Sono le reazioni tipiche della gente quando gli dici che fai uso di cannabis terapeutica. E queste reazioni dicono tutto sull’atteggiamento diffuso ancora oggi: tra il fascino del proibito e la demonizzazione. Un po’ di fascinazione la subii pure io quando uscì il primo spray riservato alla sclerosi multipla, Sativex, molecola di THC e CBD in rapporto 1:1 (ben diversa, quindi, dal cannabidiolo che si vende oggi nei negozi di ‘cannabis light’). Ma da malata avevo i miei validi motivi, speravo mi avrebbe eliminato il sintomo della spasticità. Per farvi un’idea di quanto sia invalidante una spasticità grave: mentre scrivo attendo un’ora di assistenza domiciliare dedicata alla sola doccia. Sessanta minuti per riuscire a movimentarmi in una cabina di 2 mq senza farmi cadere e a tentare di flettermi le gambe, rigide come sbarre d’acciaio. Solo chi la vive e osserva può capire l’entità della spasticità, il rischio di cadute, l’immobilità e la perdita funzionale progressiva che ne deriva. Attendevo lo spray piena di speranza, perché le molecole di prima scelta contro la spasticità, vedi baclofen, mi erano precluse: e potevo approdare – non senza fatica, c’era un discreto timore dei medici – alla cannabis spray solo come farmaco di seconda linea. L’addestramento, l’aumento graduale degli spruzzi, l’abitudine al sapore amaro, la routine mensile dell’autorizzazione e fornitura, il foglio di trasporto sempre con me, feci tutto come si deve. E quasi subito, l’”amara” doccia fredda.

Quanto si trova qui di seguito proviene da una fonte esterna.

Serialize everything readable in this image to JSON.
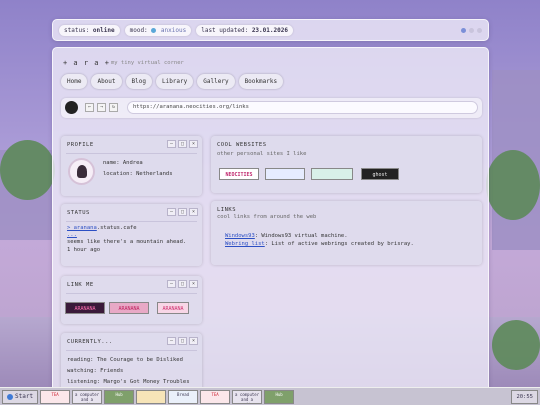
{
  "statusbar": {
    "status_label": "status:",
    "status_value": "online",
    "mood_label": "mood:",
    "mood_value": "anxious",
    "updated_label": "last updated:",
    "updated_value": "23.01.2026"
  },
  "header": {
    "site_title": "+ a r a +",
    "subtitle": "my tiny virtual corner"
  },
  "nav": [
    "Home",
    "About",
    "Blog",
    "Library",
    "Gallery",
    "Bookmarks"
  ],
  "urlbar": {
    "back": "←",
    "forward": "→",
    "reload": "↻",
    "url": "https://aranana.neocities.org/links"
  },
  "profile": {
    "title": "PROFILE",
    "name_label": "name:",
    "name_value": "Andrea",
    "location_label": "location:",
    "location_value": "Netherlands"
  },
  "status_panel": {
    "title": "STATUS",
    "link": "> aranana",
    "link_suffix": ".status.cafe",
    "link2": "...",
    "message": "seems like there's a mountain ahead.",
    "time": "1 hour ago"
  },
  "link_me": {
    "title": "LINK ME",
    "badges": [
      "ARANANA",
      "ARANANA",
      "ARANANA"
    ]
  },
  "currently": {
    "title": "CURRENTLY...",
    "reading_label": "reading:",
    "reading_value": "The Courage to be Disliked",
    "watching_label": "watching:",
    "watching_value": "Friends",
    "listening_label": "listening:",
    "listening_value": "Margo's Got Money Troubles"
  },
  "cool_websites": {
    "title": "COOL WEBSITES",
    "subtitle": "other personal sites I like",
    "badges": [
      "NEOCITIES",
      "",
      "",
      "ghost"
    ]
  },
  "links": {
    "title": "LINKS",
    "subtitle": "cool links from around the web",
    "items": [
      {
        "link": "Windows93",
        "desc": ": Windows93 virtual machine."
      },
      {
        "link": "Webring list",
        "desc": ": List of active webrings created by brisray."
      }
    ]
  },
  "window_controls": {
    "min": "–",
    "max": "□",
    "close": "×"
  },
  "taskbar": {
    "start_label": "Start",
    "items": [
      "TEA",
      "a computer and a monitor",
      "Hub",
      "",
      "Bread",
      "TEA",
      "a computer and a monitor",
      "Hub"
    ],
    "clock": "20:55"
  }
}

Non è che lo spray non funzionasse proprio. Ma la spasticità, ormai, se ne stava con me 24 ore, giorno e notte. E certo 12 spruzzi al giorno, per quanto ben spalmati – il massimo consentito – non bastavano: la spasticità non si controlla ed è imprevedibile. Pareri contrastanti, entusiasti e delusi, alcuni preferiscono lo spray, altri la sostanza (con le solite disparità regionali nell’accesso). Alcuni amici da fuori Umbria con altre patologie o con lesioni spinali si procurano la pianta per farci tisane, decotti, biscotti o direttamente fumarla. E a sentir loro rigidità, spasmi, dolori sono attenuati meglio che con lo spray. Sento il mio giovane neurologo in merito: nel polo ospedaliero perugino la cannabis terapeutica in influorescenza è erogata, ma nel reparto di cure palliative, quindi con l’esclusiva indicazione terapeutica del dolore. Per la ‘sola’ spasticità, nulla da fare.